Pour le reste, la nouvelle ministre de la Culture, qui a 38 ans, a quand même passé la plus importante partie de sa vie professionnelle, soit une quinzaine d’années, dans le réseau de la santé et des services sociaux. Pas dans les milieux culturels : la santé et les services sociaux.

Ce qui m’amène à la plus grande énigme du remaniement ministériel de Philippe Couillard : pourquoi avoir placé une femme qui vient d’un milieu aux antipodes du milieu de l’art et de la création à la tête du ministère de la Culture ?

Parce qu’il n’y avait personne d’autre ? Faux. Il y avait quelqu’un, une femme aussi, presque faite sur mesure pour ce ministère. Je parle d’Isabelle Melançon, qui, de 2003 à 2005, a été l’attachée de presse de la ministre de la Culture Line Beauchamp, avant de diriger pendant six années les communications et les relations institutionnelles de la SODEC. Je vous rappelle qu’avec le CALQ, la SODEC dispose de la plus importante enveloppe budgétaire consacrée au milieu culturel. Puis, de 2014 à 2016, Isabelle a dirigé le cabinet de la ministre Hélène David à l’époque où celle-ci était la titulaire de la Culture et des Communications.

Bref, c’est plus de 13 années d’expérience professionnelle que Melançon a accumulées dans le milieu culturel.

Dans les cercles libéraux comme dans les salles de rédaction, tous s’attendaient à ce qu’elle soit nommée à la Culture. C’était, comme disent les Anglais, un no-brainer. Une sorte d’évidence. Pourtant, en lieu et place, elle a été nommée à l’Environnement. Cherchez l’erreur.

Je comprends les milieux culturels d’être étonnés, pour ne pas dire abasourdis, par la décision de Philippe Couillard de nommer Montpetit plutôt que Melançon. D’autant que l’argument de la distance critique voulant qu’on ne nomme jamais un ministre au ministère proche du milieu professionnel dont il est issu ne tient pas la route. À ce que je sache, Gaétan Barrette n’était pas chanteur d’opéra avant d’être nommé ministre de la Santé. Et Carlos Leitão n’était pas travailleur social ou éleveur de poulets avant d’être nommé ministre des Finances.

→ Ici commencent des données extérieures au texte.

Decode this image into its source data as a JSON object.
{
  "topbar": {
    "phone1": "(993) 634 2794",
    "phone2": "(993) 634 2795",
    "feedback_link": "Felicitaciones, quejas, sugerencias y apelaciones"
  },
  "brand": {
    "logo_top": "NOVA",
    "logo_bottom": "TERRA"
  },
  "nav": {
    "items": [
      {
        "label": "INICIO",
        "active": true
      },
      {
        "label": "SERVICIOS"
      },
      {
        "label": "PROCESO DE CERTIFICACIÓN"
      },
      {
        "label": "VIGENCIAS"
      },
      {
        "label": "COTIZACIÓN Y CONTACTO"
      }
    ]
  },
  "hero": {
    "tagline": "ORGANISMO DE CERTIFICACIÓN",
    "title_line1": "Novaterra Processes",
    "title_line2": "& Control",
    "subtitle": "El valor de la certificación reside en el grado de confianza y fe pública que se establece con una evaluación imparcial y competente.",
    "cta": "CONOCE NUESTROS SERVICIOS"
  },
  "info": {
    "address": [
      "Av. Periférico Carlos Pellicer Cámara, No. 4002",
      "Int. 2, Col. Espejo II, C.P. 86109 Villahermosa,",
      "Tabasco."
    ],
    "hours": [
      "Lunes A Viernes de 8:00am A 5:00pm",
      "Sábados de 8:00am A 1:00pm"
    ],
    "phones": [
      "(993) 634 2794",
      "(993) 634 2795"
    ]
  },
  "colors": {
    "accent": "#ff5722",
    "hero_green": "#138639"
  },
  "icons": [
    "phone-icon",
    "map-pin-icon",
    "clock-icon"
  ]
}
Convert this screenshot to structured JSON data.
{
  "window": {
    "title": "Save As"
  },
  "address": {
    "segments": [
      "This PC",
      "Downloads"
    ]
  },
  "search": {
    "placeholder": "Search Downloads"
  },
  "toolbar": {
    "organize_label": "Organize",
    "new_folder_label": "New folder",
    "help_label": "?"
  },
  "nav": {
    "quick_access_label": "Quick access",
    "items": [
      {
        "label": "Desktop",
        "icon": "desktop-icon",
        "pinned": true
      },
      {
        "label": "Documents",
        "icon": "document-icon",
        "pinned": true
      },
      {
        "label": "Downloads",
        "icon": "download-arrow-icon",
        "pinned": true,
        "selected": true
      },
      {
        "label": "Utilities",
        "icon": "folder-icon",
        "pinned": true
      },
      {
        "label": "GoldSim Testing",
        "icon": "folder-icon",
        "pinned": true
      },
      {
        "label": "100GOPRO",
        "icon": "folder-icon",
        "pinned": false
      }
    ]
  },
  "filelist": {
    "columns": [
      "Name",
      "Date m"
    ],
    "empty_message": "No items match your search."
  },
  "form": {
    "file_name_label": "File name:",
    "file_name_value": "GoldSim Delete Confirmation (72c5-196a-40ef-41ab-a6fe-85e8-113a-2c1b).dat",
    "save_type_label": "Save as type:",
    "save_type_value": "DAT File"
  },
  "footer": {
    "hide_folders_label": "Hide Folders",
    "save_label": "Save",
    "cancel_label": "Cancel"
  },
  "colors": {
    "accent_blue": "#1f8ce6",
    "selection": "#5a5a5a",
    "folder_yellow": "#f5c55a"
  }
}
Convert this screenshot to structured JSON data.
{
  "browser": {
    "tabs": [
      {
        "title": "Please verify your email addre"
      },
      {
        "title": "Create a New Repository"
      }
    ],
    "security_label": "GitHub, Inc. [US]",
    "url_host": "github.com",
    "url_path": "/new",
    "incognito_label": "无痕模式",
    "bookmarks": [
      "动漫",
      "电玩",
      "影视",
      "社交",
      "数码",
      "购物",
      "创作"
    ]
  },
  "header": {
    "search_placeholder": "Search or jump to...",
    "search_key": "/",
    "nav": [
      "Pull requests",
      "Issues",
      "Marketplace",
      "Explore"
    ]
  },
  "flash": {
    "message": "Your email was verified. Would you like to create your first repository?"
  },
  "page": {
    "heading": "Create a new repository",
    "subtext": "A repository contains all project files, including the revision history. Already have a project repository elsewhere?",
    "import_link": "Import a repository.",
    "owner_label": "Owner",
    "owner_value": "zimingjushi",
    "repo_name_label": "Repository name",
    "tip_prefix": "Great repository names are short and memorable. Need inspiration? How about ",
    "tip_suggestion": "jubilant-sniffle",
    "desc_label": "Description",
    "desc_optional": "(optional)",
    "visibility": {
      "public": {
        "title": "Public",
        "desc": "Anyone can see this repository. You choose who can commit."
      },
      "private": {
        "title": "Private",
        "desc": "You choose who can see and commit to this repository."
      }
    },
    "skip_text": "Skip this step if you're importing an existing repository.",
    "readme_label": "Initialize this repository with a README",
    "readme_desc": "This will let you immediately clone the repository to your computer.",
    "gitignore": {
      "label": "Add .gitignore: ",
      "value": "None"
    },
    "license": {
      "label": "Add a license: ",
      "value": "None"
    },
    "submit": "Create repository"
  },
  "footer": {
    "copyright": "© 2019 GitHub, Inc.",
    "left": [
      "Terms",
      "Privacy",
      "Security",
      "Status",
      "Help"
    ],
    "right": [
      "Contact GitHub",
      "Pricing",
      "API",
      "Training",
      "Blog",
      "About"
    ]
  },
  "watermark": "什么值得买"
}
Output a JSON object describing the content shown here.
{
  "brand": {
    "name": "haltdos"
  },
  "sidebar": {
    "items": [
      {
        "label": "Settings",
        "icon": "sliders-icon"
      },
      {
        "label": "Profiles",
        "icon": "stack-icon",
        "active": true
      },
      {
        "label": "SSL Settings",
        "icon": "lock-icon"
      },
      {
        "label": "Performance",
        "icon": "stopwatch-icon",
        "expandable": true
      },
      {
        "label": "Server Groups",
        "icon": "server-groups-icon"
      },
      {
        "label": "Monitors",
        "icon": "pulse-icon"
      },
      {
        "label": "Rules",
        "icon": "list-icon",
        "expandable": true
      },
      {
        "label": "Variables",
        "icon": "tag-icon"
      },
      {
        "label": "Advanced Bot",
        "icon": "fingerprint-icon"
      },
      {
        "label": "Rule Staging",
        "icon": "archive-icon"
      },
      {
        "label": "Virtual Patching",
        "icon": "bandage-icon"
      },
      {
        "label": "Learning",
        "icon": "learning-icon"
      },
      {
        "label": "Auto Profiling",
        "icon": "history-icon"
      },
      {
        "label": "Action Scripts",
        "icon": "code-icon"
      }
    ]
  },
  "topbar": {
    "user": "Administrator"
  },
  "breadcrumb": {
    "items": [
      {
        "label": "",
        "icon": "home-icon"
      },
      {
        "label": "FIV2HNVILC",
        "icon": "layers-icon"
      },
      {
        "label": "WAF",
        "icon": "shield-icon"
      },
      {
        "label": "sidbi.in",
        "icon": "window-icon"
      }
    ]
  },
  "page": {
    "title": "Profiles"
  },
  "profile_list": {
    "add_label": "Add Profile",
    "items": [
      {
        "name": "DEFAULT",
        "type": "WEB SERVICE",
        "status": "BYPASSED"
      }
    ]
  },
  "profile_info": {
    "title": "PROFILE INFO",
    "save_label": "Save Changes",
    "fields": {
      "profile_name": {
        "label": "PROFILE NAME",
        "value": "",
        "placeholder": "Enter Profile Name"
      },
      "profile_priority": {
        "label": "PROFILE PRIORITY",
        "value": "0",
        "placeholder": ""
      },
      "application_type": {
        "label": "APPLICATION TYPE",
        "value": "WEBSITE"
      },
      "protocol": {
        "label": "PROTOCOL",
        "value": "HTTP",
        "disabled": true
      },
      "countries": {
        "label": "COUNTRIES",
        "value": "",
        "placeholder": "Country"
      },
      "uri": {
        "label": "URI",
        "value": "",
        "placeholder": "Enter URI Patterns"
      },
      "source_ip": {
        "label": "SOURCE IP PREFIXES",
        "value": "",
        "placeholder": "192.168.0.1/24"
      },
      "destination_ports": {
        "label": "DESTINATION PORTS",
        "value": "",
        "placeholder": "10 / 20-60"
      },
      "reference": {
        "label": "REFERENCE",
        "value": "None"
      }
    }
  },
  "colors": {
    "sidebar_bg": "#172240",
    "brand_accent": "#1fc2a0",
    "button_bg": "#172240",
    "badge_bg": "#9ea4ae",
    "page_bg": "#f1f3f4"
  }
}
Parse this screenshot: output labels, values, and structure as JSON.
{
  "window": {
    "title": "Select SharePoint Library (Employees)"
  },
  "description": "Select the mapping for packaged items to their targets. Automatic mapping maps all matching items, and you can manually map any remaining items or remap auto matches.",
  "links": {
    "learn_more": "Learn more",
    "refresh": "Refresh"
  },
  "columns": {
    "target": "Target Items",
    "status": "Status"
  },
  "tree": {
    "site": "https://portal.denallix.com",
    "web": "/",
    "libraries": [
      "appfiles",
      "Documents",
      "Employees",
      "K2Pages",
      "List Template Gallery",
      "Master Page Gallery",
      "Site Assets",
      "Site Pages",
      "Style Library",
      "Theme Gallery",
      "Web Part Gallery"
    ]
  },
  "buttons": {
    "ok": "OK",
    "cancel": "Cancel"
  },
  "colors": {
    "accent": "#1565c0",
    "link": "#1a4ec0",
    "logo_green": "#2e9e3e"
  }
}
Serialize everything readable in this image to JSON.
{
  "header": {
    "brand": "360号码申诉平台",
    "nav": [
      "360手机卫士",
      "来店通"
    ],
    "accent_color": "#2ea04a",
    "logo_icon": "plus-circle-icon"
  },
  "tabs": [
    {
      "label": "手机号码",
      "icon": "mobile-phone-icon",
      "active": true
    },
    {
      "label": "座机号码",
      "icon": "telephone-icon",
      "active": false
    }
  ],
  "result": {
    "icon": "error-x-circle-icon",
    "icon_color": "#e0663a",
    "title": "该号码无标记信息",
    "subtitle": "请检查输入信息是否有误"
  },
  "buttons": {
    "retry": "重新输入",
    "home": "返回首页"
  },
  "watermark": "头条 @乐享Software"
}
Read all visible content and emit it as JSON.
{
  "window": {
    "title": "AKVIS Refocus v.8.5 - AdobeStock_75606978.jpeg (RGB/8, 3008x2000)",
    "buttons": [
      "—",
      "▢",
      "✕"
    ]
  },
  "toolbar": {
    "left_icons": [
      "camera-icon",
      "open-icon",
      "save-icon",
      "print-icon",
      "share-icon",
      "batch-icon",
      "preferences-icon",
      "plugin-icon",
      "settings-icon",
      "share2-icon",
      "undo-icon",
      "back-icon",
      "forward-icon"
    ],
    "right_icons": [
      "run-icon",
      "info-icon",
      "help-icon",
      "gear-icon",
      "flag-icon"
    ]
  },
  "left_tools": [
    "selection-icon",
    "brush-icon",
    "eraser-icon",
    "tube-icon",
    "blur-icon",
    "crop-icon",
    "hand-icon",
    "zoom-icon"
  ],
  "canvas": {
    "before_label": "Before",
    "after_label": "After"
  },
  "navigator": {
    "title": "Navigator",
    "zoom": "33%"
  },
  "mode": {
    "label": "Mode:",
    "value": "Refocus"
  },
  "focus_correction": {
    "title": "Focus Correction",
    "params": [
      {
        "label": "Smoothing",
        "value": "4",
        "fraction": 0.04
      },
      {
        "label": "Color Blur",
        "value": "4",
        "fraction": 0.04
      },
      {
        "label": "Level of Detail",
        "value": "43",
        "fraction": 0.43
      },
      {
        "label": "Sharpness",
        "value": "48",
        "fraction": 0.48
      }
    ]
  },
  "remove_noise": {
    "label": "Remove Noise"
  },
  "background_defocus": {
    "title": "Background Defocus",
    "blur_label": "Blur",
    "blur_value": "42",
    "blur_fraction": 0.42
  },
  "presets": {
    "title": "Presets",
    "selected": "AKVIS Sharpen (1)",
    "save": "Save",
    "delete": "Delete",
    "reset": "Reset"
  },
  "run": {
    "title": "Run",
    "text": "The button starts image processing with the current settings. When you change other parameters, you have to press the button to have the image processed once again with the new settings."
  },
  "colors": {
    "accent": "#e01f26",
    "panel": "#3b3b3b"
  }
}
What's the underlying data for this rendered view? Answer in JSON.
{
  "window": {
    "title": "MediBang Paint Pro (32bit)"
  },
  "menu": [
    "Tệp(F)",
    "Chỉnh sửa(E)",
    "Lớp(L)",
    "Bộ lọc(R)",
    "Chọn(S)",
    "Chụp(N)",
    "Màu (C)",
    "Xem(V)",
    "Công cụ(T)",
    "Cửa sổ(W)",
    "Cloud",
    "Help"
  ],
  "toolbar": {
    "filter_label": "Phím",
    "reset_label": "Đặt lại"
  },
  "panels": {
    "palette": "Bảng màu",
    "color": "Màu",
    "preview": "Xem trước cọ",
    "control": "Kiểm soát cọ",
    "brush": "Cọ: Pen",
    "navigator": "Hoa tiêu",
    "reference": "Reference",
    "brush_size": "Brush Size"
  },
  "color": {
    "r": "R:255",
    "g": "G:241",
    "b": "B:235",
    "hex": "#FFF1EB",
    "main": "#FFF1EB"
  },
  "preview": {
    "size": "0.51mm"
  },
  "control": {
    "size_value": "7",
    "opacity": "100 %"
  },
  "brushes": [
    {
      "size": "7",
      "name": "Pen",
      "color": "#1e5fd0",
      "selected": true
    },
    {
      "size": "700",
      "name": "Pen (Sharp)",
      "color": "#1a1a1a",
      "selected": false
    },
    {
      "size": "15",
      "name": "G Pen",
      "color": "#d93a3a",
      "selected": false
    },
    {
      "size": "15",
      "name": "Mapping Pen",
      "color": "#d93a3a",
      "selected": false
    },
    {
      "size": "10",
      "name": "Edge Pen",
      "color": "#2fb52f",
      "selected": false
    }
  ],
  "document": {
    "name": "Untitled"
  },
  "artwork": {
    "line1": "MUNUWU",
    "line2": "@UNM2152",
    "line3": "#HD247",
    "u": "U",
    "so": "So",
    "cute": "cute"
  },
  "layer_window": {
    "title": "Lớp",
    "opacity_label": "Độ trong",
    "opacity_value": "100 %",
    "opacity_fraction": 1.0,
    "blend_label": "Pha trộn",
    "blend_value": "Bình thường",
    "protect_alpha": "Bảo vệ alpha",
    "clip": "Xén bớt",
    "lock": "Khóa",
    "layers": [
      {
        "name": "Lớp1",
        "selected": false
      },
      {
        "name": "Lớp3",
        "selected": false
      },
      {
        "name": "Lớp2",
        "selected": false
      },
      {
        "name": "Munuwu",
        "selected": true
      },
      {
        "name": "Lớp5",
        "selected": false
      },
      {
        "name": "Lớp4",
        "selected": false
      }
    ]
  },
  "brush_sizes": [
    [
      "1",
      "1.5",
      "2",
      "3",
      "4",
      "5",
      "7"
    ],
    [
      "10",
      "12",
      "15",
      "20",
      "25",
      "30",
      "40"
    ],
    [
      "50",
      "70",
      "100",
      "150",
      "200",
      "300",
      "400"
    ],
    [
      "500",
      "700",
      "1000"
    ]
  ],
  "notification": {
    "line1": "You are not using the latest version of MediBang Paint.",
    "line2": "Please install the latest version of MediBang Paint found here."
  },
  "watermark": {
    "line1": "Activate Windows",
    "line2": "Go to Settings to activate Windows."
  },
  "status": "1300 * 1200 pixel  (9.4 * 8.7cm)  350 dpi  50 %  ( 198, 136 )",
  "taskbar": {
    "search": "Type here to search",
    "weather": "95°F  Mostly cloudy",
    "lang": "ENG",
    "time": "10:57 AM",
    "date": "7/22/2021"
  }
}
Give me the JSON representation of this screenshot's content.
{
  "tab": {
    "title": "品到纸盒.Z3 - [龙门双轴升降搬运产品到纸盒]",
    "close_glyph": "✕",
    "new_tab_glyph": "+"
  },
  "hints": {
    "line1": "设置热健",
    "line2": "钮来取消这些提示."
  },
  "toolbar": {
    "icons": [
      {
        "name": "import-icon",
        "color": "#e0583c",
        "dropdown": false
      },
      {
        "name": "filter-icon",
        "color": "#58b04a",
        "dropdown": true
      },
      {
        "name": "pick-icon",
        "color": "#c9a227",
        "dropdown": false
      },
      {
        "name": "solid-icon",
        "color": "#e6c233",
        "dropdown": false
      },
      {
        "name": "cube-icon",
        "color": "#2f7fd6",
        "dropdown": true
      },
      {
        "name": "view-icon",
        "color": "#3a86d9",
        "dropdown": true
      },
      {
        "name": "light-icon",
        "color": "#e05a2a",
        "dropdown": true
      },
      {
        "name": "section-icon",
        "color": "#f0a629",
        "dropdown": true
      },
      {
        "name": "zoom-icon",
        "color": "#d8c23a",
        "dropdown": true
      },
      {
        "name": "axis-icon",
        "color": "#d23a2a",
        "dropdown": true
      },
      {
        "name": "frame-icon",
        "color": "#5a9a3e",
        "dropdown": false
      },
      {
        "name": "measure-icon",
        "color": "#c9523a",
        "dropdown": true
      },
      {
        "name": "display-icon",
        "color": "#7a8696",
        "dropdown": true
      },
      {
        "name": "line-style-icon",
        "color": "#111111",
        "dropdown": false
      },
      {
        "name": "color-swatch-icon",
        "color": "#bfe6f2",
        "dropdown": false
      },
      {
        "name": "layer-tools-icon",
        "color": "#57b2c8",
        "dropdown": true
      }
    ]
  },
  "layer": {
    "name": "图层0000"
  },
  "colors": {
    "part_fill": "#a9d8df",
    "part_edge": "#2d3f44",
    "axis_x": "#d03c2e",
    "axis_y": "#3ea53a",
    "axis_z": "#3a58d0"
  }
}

Si le ministre de la Santé est un ancien médecin et le ministre des Finances, un ancien économiste, pourquoi est-ce que le ou la ministre de la Culture ne pourrait pas être quelqu’un d’issu du milieu culturel ? 

Autrement dit, quelqu’un qui en comprend les besoins, le fonctionnement, les espoirs et les aspirations et qui n’aura pas à faire six mois de cours de rattrapage pour sa mise à jour ?

La question se pose avec d’autant plus d’acuité que la nouvelle politique culturelle, due depuis 25 ans et pilotée dans ses derniers milles par le ministre Luc Fortin, doit être lancée en décembre. Or, on voit difficilement comment la nouvelle ministre pourrait se contenter de lancer une politique qui ne porte pas ses empreintes digitales – j’espère que l’entretien que je dois avoir avec la nouvelle ministre va m’en apprendre plus.

N’empêche. Sachant l’importance de ce projet attendu de tous, j’imagine qu’il faudra à nouveau prendre son mal en patience et se consoler en se disant que la nouvelle ministre de la Culture a au moins deux atouts : elle sait jouer du piano et elle ne chante pas faux.

On se console comme on peut.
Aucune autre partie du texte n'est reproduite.